Augusto escreveu primeira, segunda e terceira vez o termo da aposta, mas depois de longa e vigorosa discussão, em que qualquer dos quatro falou duas vezes sobre a matéria, uma para responder e dez ou doze pela ordem; depois de se oferecerem quinze emendas e vinte artigos aditivos, caiu tudo por grande maioria, e entre bravos, apoiados e aplausos, foi aprovado, salva a redação, o seguinte termo:

“No dia 20 de julho de 18... na sala parlamentar da casa n... da “rua de... sendo testemunhas os estudantes Fabrício e Leopoldo, acordaram Filipe e Augusto, também estudantes, que, se até o dia “20

de agosto do corrente ano o segundo acordante tiver amado a uma “só mulher durante quinze dias ou mais, será obrigado a escrever um “romance em que tal acontecimento confesse; e, no caso contrário, igual “pena sofrerá o primeiro acordante. Sala parlamentar, 20 de julho de “18... Salva a redação.”

Como testemunhas: Fabrício e Leopoldo.

Acordantes: Filipe e Augusto.

E eram oito horas da noite quando se levantou a sessão.

2

Fabrício em Apuros

A cena que se passou teve lugar numa segunda-feira. Já lá se foram quatro dias, hoje é sexta-feira, amanhã será sábado, não um sábado como outro qualquer, mas um sábado véspera de Sant’Ana.

São dez horas da noite. Os sinos tocaram a recolher.

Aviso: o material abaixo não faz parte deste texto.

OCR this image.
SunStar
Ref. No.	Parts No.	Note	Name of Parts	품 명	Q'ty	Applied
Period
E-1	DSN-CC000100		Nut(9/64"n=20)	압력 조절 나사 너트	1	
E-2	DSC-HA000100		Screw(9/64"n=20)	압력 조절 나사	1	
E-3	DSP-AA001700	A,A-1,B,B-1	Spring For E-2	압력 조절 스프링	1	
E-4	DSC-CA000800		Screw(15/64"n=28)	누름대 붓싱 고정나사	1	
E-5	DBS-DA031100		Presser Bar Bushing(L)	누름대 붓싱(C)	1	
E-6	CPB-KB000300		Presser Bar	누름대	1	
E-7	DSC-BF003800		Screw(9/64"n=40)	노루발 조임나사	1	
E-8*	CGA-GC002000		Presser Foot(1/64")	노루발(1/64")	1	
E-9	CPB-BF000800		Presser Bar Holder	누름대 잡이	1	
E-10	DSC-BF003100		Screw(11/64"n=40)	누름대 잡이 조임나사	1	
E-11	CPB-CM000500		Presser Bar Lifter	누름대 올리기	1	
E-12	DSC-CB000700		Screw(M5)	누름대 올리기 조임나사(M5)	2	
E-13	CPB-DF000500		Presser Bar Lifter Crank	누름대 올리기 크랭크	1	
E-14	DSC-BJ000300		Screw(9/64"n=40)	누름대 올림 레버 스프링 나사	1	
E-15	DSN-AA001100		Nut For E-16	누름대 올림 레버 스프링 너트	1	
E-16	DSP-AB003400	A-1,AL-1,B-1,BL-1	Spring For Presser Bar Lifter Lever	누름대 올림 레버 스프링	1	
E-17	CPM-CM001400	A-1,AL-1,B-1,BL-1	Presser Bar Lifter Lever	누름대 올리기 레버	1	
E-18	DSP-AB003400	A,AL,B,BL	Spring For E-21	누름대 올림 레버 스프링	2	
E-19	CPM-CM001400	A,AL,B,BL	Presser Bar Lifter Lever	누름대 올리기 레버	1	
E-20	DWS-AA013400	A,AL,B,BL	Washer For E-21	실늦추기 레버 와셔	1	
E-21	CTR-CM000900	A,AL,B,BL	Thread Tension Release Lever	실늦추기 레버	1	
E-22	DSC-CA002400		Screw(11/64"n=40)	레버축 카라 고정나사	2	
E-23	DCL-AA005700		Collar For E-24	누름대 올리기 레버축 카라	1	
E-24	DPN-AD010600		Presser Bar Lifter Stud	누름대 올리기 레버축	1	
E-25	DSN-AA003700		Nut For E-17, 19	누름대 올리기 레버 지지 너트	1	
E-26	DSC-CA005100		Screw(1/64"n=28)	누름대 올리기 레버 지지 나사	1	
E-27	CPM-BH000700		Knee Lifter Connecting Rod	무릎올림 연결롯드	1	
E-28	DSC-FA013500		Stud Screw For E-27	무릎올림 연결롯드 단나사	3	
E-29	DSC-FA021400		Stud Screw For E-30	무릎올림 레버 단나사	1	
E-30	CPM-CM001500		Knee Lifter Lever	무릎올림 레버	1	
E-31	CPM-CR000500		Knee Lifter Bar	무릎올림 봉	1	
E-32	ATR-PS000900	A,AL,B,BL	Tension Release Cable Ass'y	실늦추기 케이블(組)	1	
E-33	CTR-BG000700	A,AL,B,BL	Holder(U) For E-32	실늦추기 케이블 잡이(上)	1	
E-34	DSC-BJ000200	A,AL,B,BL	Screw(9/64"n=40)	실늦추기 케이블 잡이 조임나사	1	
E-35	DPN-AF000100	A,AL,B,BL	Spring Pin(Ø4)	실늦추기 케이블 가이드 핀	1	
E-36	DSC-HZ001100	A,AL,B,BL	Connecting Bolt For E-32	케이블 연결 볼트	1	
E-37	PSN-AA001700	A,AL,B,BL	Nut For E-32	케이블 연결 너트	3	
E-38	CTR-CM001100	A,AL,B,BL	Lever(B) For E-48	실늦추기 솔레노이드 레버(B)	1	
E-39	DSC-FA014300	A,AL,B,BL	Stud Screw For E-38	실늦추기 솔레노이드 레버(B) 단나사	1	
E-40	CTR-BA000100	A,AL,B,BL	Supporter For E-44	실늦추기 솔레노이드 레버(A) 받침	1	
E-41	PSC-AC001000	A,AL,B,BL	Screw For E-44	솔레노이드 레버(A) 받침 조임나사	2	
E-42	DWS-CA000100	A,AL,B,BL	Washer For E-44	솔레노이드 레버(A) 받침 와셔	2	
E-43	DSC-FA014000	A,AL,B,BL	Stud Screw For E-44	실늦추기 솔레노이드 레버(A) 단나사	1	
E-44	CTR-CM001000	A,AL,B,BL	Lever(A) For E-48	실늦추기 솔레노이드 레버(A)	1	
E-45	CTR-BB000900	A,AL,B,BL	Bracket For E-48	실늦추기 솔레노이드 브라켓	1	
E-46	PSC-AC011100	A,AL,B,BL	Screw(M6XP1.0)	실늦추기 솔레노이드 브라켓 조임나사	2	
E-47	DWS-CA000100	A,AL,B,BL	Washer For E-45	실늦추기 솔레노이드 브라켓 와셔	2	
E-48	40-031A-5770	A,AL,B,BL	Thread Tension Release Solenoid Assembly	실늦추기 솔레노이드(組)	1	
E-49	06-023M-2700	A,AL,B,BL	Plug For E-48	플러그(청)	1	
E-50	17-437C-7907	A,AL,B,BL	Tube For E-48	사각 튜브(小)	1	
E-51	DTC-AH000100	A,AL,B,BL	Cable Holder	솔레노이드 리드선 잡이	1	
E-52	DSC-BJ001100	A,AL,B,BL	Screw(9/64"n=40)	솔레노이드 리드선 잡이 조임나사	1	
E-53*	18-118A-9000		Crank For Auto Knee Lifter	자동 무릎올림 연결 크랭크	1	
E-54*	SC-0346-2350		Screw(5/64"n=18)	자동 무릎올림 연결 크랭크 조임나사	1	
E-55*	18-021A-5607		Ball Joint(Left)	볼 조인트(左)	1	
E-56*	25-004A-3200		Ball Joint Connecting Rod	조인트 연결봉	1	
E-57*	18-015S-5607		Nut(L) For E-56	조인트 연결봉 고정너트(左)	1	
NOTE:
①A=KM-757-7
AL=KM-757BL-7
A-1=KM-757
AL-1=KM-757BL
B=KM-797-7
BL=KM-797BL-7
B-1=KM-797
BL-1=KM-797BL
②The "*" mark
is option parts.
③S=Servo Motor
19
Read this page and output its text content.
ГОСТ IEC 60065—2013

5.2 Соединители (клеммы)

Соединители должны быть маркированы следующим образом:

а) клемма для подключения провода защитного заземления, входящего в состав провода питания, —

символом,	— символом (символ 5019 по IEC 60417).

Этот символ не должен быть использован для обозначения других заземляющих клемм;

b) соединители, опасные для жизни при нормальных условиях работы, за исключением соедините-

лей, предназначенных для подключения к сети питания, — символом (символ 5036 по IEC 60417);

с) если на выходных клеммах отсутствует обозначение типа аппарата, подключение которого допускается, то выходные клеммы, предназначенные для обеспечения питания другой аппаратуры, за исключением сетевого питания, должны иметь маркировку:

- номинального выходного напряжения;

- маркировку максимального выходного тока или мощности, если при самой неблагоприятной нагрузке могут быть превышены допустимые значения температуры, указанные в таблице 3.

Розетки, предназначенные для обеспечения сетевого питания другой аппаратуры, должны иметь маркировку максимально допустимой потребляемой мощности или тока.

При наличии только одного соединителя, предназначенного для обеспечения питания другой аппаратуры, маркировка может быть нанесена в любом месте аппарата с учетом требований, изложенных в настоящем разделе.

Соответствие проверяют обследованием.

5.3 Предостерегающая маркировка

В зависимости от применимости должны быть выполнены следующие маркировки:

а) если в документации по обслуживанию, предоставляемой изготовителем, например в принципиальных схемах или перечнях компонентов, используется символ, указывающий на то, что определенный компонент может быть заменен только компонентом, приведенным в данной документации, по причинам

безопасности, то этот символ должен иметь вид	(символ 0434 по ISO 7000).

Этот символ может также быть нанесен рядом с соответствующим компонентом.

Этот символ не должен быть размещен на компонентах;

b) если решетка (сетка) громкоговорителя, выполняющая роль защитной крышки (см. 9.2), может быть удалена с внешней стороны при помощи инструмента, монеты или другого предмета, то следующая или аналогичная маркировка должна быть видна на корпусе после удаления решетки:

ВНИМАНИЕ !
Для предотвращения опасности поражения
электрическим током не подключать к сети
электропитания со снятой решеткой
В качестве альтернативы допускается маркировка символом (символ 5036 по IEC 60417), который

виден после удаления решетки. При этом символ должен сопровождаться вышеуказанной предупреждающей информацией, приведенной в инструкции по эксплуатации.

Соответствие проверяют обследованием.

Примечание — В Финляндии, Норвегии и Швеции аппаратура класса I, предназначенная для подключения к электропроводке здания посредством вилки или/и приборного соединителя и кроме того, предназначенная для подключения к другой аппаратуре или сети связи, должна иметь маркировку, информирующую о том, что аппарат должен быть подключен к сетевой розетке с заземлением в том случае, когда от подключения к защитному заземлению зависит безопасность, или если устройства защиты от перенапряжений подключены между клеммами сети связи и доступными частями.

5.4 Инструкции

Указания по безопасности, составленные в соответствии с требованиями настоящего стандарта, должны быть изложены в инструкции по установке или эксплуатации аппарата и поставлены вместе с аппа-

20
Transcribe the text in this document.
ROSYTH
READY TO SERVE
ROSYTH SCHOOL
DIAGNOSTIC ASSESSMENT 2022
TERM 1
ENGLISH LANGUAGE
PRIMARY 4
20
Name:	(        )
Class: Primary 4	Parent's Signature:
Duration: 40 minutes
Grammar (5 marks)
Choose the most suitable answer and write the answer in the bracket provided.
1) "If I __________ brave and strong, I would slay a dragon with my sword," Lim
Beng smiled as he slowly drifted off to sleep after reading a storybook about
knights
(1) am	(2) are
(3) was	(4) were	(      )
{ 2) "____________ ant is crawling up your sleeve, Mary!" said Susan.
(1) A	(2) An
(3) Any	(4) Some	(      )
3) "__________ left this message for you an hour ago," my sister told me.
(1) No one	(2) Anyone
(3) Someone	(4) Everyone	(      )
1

Augusto está só, sentado junto de sua mesa, tendo diante de seus olhos seis ou sete livros e papéis, pena se toda essa série de coisas que compõem a mobília do estudante.

É inútil descrever o quarto de um estudante. Aí nada se encontra de novo. Ao muito acharão uma estante, onde ele guarda os seus livros, um cabide, onde pendura a casaca, o moringue, o castiçal, a cama, uma, até duas canastras de roupa, o chapéu, a bengala e a bacia; a mesa onde escreve e que só apresenta de recomendável a gaveta, cheia de papéis, de cartas de família, de flores e fitinhas misteriosas, é pouco mais ou menos assim o quarto de Augusto.

Agora ele está só. Às sete horas, desse quarto saíram três amigos: Filipe, Leopoldo e Fabrício.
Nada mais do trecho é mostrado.